Children grinding stone nearby a roadside in Rolpa district in this recent photo. Dinesh Subedi/Republica
In Rolpa, poverty-stuck kids reason work is better then play
ROLPA, April 19: Gautam BK is just 13-years-old. The government policy promises free education for the children of his age. However, BK hardly knows this. Though he pays little to school as tuition fee, many other things that he needs to study necessitate him to work hard to earn them. For this, he grinds stone during his vacation.
“I have no choice than to work hard. Without money, I cannot continue my studies,” said the young boy. “For dress, book, stationeries I need money,” he added.
BK has a long experience of working near riverbanks. This time he is busy grinding stones, while earlier he collected and loaded stones on trippers.
“Both works are hard, but there is no alternative to it,” he said. Lovely part about even this ‘evil’ work is the presence of his peer group nearby. BK feels nice to ‘work together’ with his friends.
“It is fun sometimes. But it stops being fun when the supervisor comes and scolds us,” he shared.
What do we get by playing or sitting idle? It is better that we work and earn some money. --Gautam BK, a 13-year-old from Rolpa
While crushing the stones, sometimes kids get out of focus and start playing and chatting, like kids are supposed to do. However, this is something that the employer strongly discourages. The employers find such activities waste of time and is intolerant to such indulgences.

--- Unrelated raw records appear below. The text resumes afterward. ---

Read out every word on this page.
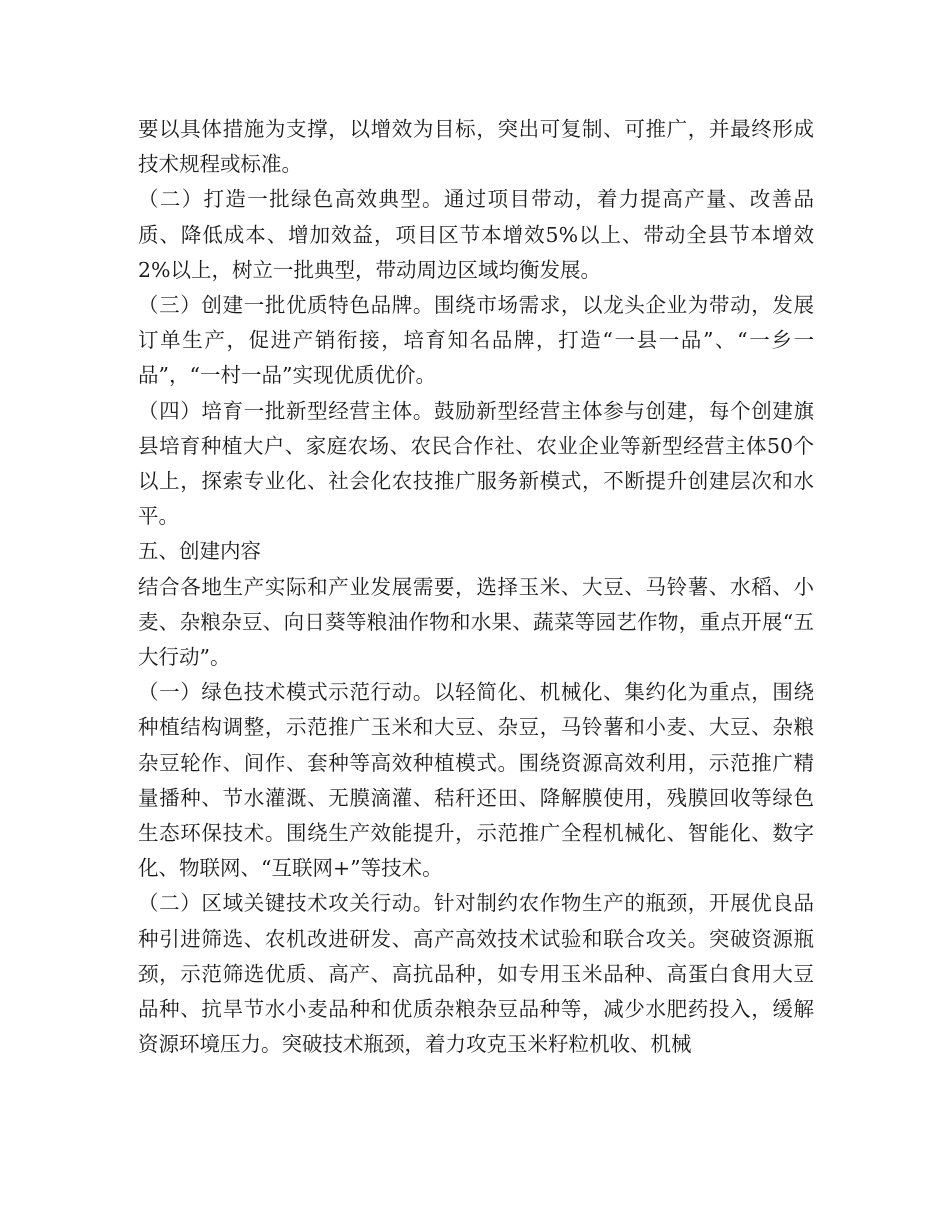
要以具体措施为支撑，以增效为目标，突出可复制、可推广，并最终形成技术规程或标准。

（二）打造一批绿色高效典型。通过项目带动，着力提高产量、改善品质、降低成本、增加效益，项目区节本增效5%以上、带动全县节本增效2%以上，树立一批典型，带动周边区域均衡发展。

（三）创建一批优质特色品牌。围绕市场需求，以龙头企业为带动，发展订单生产，促进产销衔接，培育知名品牌，打造“一县一品”、“一乡一品”，“一村一品”实现优质优价。

（四）培育一批新型经营主体。鼓励新型经营主体参与创建，每个创建旗县培育种植大户、家庭农场、农民合作社、农业企业等新型经营主体50个以上，探索专业化、社会化农技推广服务新模式，不断提升创建层次和水平。

五、创建内容

结合各地生产实际和产业发展需要，选择玉米、大豆、马铃薯、水稻、小麦、杂粮杂豆、向日葵等粮油作物和水果、蔬菜等园艺作物，重点开展“五大行动”。

（一）绿色技术模式示范行动。以轻简化、机械化、集约化为重点，围绕种植结构调整，示范推广玉米和大豆、杂豆，马铃薯和小麦、大豆、杂粮杂豆轮作、间作、套种等高效种植模式。围绕资源高效利用，示范推广精量播种、节水灌溉、无膜滴灌、秸秆还田、降解膜使用，残膜回收等绿色生态环保技术。围绕生产效能提升，示范推广全程机械化、智能化、数字化、物联网、“互联网+”等技术。

（二）区域关键技术攻关行动。针对制约农作物生产的瓶颈，开展优良品种引进筛选、农机改进研发、高产高效技术试验和联合攻关。突破资源瓶颈，示范筛选优质、高产、高抗品种，如专用玉米品种、高蛋白食用大豆品种、抗旱节水小麦品种和优质杂粮杂豆品种等，减少水肥药投入，缓解资源环境压力。突破技术瓶颈，着力攻克玉米籽粒机收、机械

Hundreds of children like BK work as child labor in nooks and corners of Rolpa. Neither are they aware of child rights nor can they afford to enjoy the rights. Their life itself is actually grinding under extreme poverty.
“Even if I was not studying, I would have to work hard to survive. Apart from financing my studies, the remainder of my earnings goes to my family,” BK narrated.

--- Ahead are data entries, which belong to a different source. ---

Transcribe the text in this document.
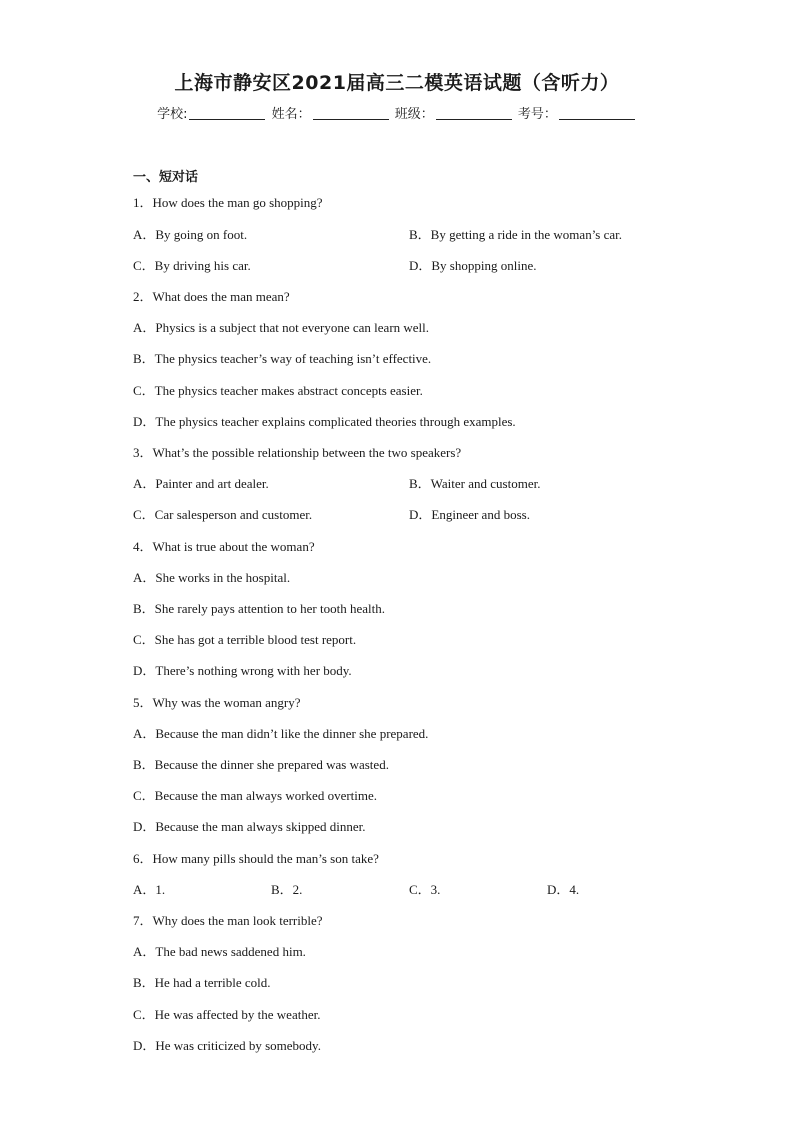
上海市静安区2021届高三二模英语试题（含听力）
学校:	姓名：	班级：	考号：
一、短对话
1．How does the man go shopping?
A．By going on foot.	B．By getting a ride in the woman’s car.
C．By driving his car.	D．By shopping online.
2．What does the man mean?
A．Physics is a subject that not everyone can learn well.
B．The physics teacher’s way of teaching isn’t effective.
C．The physics teacher makes abstract concepts easier.
D．The physics teacher explains complicated theories through examples.
3．What’s the possible relationship between the two speakers?
A．Painter and art dealer.	B．Waiter and customer.
C．Car salesperson and customer.	D．Engineer and boss.
4．What is true about the woman?
A．She works in the hospital.
B．She rarely pays attention to her tooth health.
C．She has got a terrible blood test report.
D．There’s nothing wrong with her body.
5．Why was the woman angry?
A．Because the man didn’t like the dinner she prepared.
B．Because the dinner she prepared was wasted.
C．Because the man always worked overtime.
D．Because the man always skipped dinner.
6．How many pills should the man’s son take?
A．1.	B．2.	C．3.	D．4.
7．Why does the man look terrible?
A．The bad news saddened him.
B．He had a terrible cold.
C．He was affected by the weather.
D．He was criticized by somebody.
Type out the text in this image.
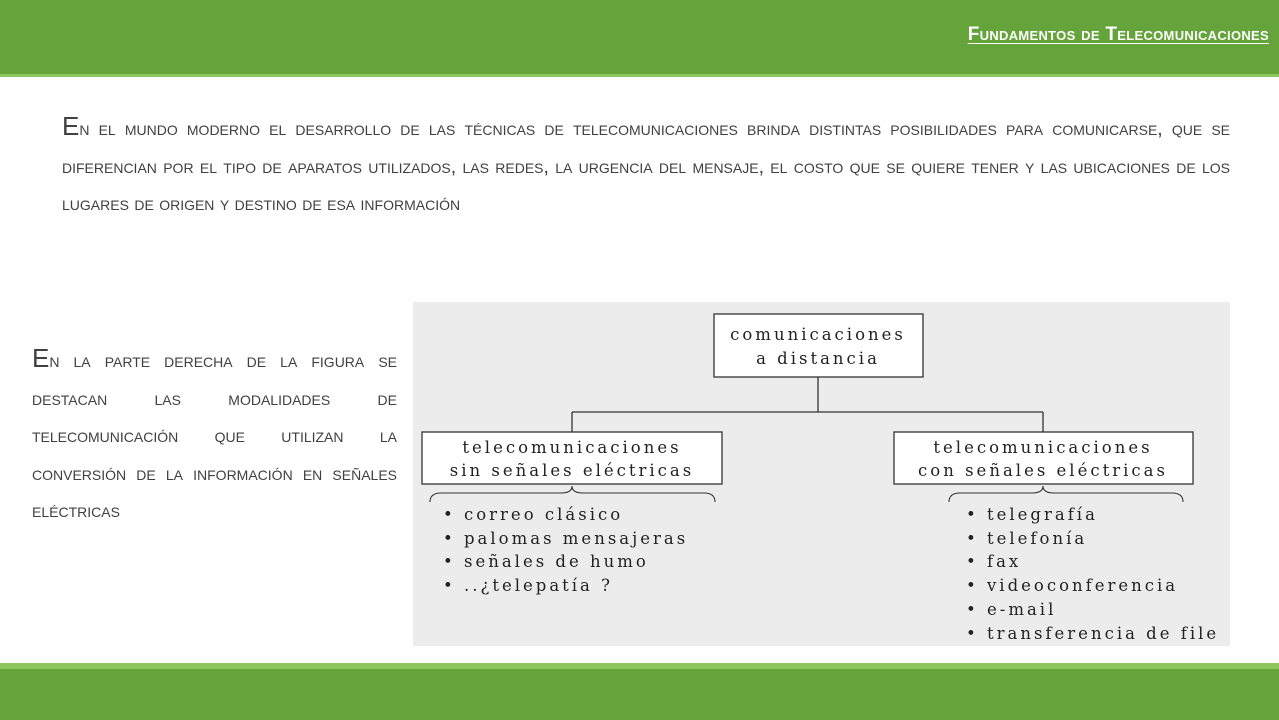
Fundamentos de Telecomunicaciones

En el mundo moderno el desarrollo de las técnicas de telecomunicaciones brinda distintas posibilidades para comunicarse, que se diferencian por el tipo de aparatos utilizados, las redes, la urgencia del mensaje, el costo que se quiere tener y las ubicaciones de los lugares de origen y destino de esa información

En la parte derecha de la figura se destacan las modalidades de telecomunicación que utilizan la conversión de la información en señales eléctricas

comunicaciones
a distancia
telecomunicaciones
sin señales eléctricas
telecomunicaciones
con señales eléctricas
• correo clásico
• palomas mensajeras
• señales de humo
• ..¿telepatía ?
• telegrafía
• telefonía
• fax
• videoconferencia
• e-mail
• transferencia de file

He does not remember exactly since when he started working in riverbanks or roadsides. Nor can he tell you how much he earned the first time. In fact, even today, there is no fixed level of payment for their labor.
“It was since the beginning that I used to work here around,” said the local of Kotgaun of Rolpa. “We keep working in rain or scorching heat,” he added.

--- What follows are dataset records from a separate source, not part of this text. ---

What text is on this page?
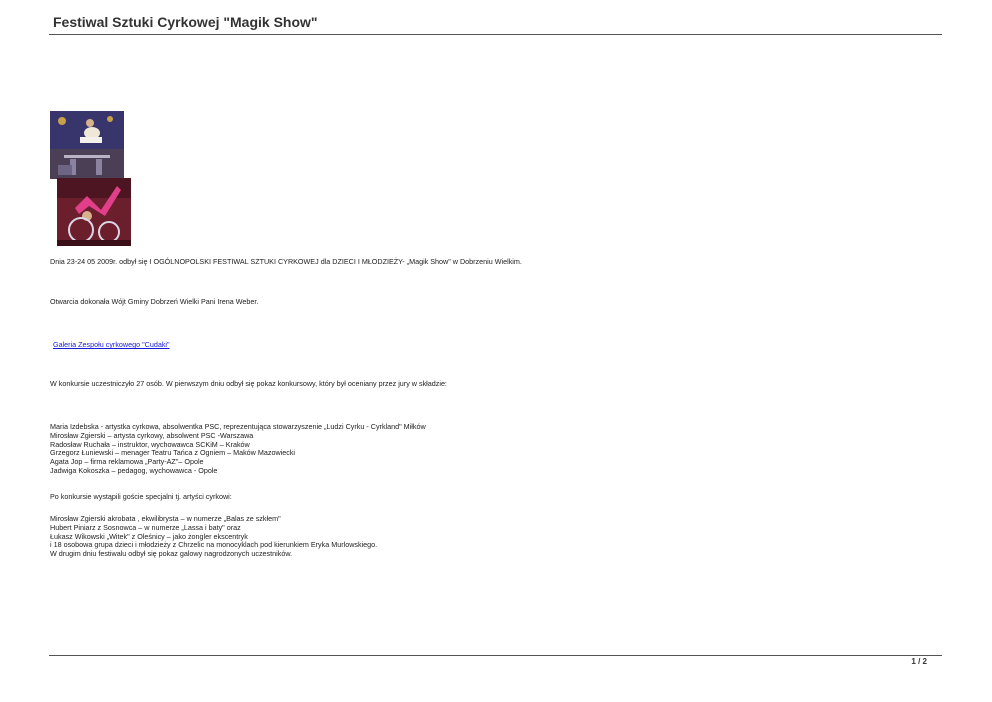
Festiwal Sztuki Cyrkowej "Magik Show"
Dnia 23-24 05 2009r. odbył się I OGÓLNOPOLSKI FESTIWAL SZTUKI CYRKOWEJ dla DZIECI I MŁODZIEŻY- „Magik Show" w Dobrzeniu Wielkim.
Otwarcia dokonała Wójt Gminy Dobrzeń Wielki Pani Irena Weber.
Galeria Zespołu cyrkowego "Cudaki"
W konkursie uczestniczyło 27 osób. W pierwszym dniu odbył się pokaz konkursowy, który był oceniany przez jury w składzie:
Maria Izdebska - artystka cyrkowa, absolwentka PSC, reprezentująca stowarzyszenie „Ludzi Cyrku - Cyrkland" Miłków
Mirosław Zgierski – artysta cyrkowy, absolwent PSC -Warszawa
Radosław Ruchała – instruktor, wychowawca SCKiM – Kraków
Grzegorz Łuniewski – menager Teatru Tańca z Ogniem – Maków Mazowiecki
Agata Jop – firma reklamowa „Party-AZ"– Opole
Jadwiga Kokoszka – pedagog, wychowawca - Opole
Po konkursie wystąpili goście specjalni tj. artyści cyrkowi:
Mirosław Zgierski akrobata , ekwilibrysta – w numerze „Balas ze szkłem"
Hubert Piniarz z Sosnowca – w numerze „Lassa i baty" oraz
Łukasz Wikowski „Witek" z Oleśnicy – jako żongler ekscentryk
i 18 osobowa grupa dzieci i młodzieży z Chrzelic na monocyklach pod kierunkiem Eryka Murlowskiego.
W drugim dniu festiwalu odbył się pokaz galowy nagrodzonych uczestników.
1 / 2
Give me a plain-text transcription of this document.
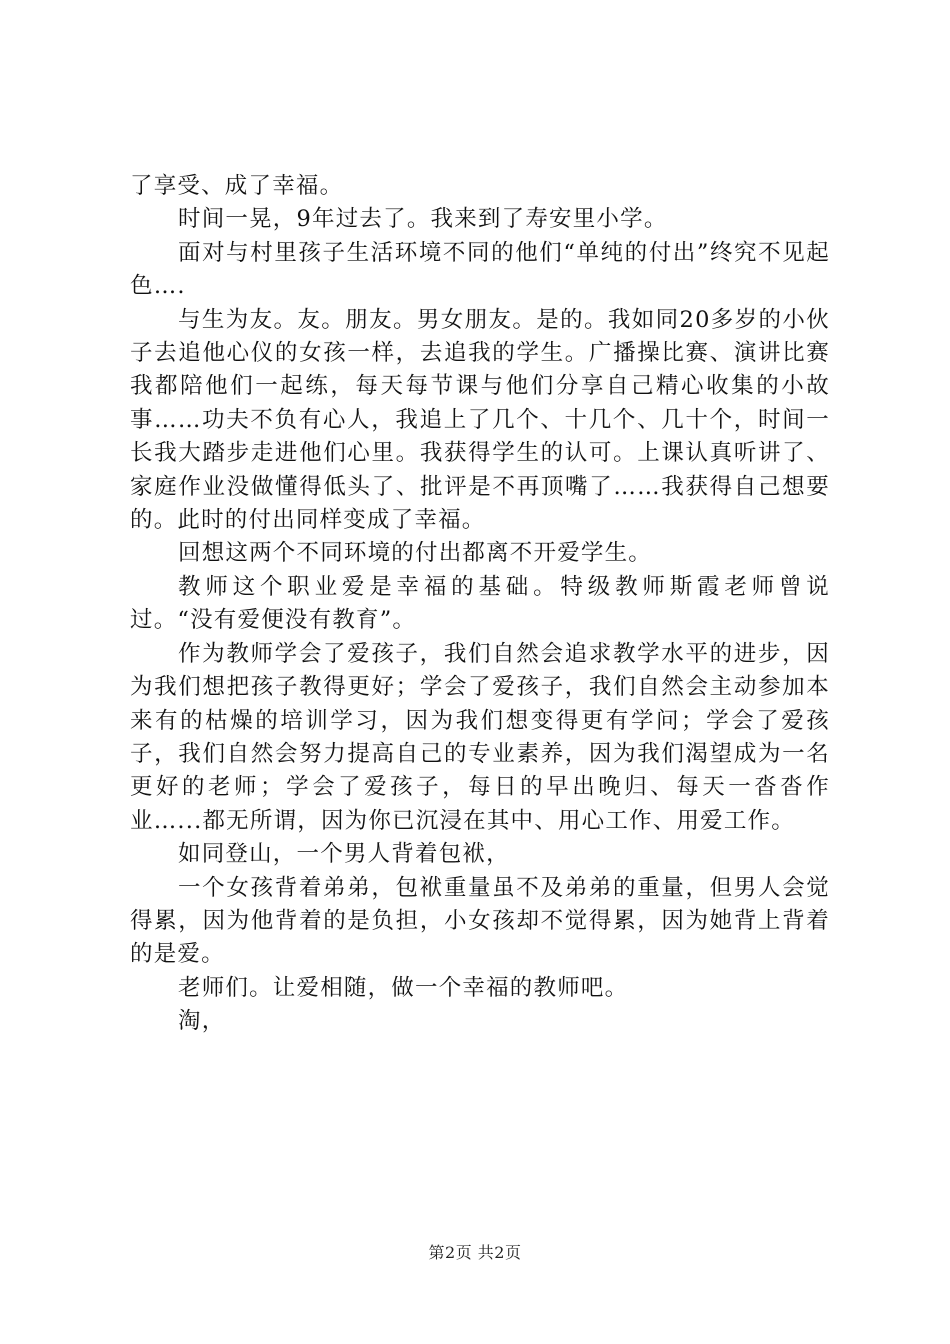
了享受、成了幸福。

时间一晃，9年过去了。我来到了寿安里小学。

面对与村里孩子生活环境不同的他们“单纯的付出”终究不见起色….

与生为友。友。朋友。男女朋友。是的。我如同20多岁的小伙子去追他心仪的女孩一样，去追我的学生。广播操比赛、演讲比赛我都陪他们一起练，每天每节课与他们分享自己精心收集的小故事……功夫不负有心人，我追上了几个、十几个、几十个，时间一长我大踏步走进他们心里。我获得学生的认可。上课认真听讲了、家庭作业没做懂得低头了、批评是不再顶嘴了……我获得自己想要的。此时的付出同样变成了幸福。

回想这两个不同环境的付出都离不开爱学生。

教师这个职业爱是幸福的基础。特级教师斯霞老师曾说过。“没有爱便没有教育”。

作为教师学会了爱孩子，我们自然会追求教学水平的进步，因为我们想把孩子教得更好；学会了爱孩子，我们自然会主动参加本来有的枯燥的培训学习，因为我们想变得更有学问；学会了爱孩子，我们自然会努力提高自己的专业素养，因为我们渴望成为一名更好的老师；学会了爱孩子，每日的早出晚归、每天一沓沓作业…...都无所谓，因为你已沉浸在其中、用心工作、用爱工作。

如同登山，一个男人背着包袱，

一个女孩背着弟弟，包袱重量虽不及弟弟的重量，但男人会觉得累，因为他背着的是负担，小女孩却不觉得累，因为她背上背着的是爱。

老师们。让爱相随，做一个幸福的教师吧。

淘，

第2页 共2页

After completion of academic session and during other long vacations, children get into this work. These children are generally 14 years of age and include both boys and girls. Children from poor families, who are 14 or 15 years of age, often leave for India in search of job. In case of girls, when they reach such age they usually get married.
BK has earned Rs 5,000 in the last few days. The annual leave is thus always special. “We are around 14 / 15 children working around here and all of us have made almost earned around Rs 5000 each. We sell the stone that we grind to the employer,” he informed.
The children sometimes come to work even during weekends. Making extra income is always more important than ‘playing around’.
“What do we get by playing or sitting idle? It is better that we work and earn some money,” BK said sounding like a wise man. “We are poor people, money does not come to us easily,” added the student of Nepal Secondary School of Kotgaun.
According to his neighbor Kharmili BK, some children even go to work in brick kilns. For this, they even stay away from home.
“Some children of our village are in Kathmandu to work in brick kilns. Sometimes they return, sometimes not. They stay and work there,” she shared.
Similarly, 10-year-old Bharat Gharti stated that ‘working for money’ is natural for all children. That is what he has seen everyone doing. “If we fill one trip of tractor, we get around Rs 5,000. Sometimes we work very hard and make this happen in a day. The earning is divided among all the participants,” he said.
“We have to work, what else?” he asks.
The kids get to the field right in the morning. They often take a break for lunch at around 2 pm. Then they work until late in the evening. Some of these children even had blisters on their hands. They shared that the blisters are painful but added that such blisters don’t stop them from working. “In the beginning, I used to get all blisters in my hand while working here. But now my hands are used to them,” he said.
Jiwan BK, 11, stated that he sometimes gets worried that others might steal the stones he has piled up on the riverbank. As vehicles do not come regularly for collecting their stone collection, the collectors have to make sure that they guard their stones.
In the last few years, opening of new road tracks has been picking pace in Rolpa as well. This has given job to many including small kids. In absence of monitoring, kids continue to be exploited.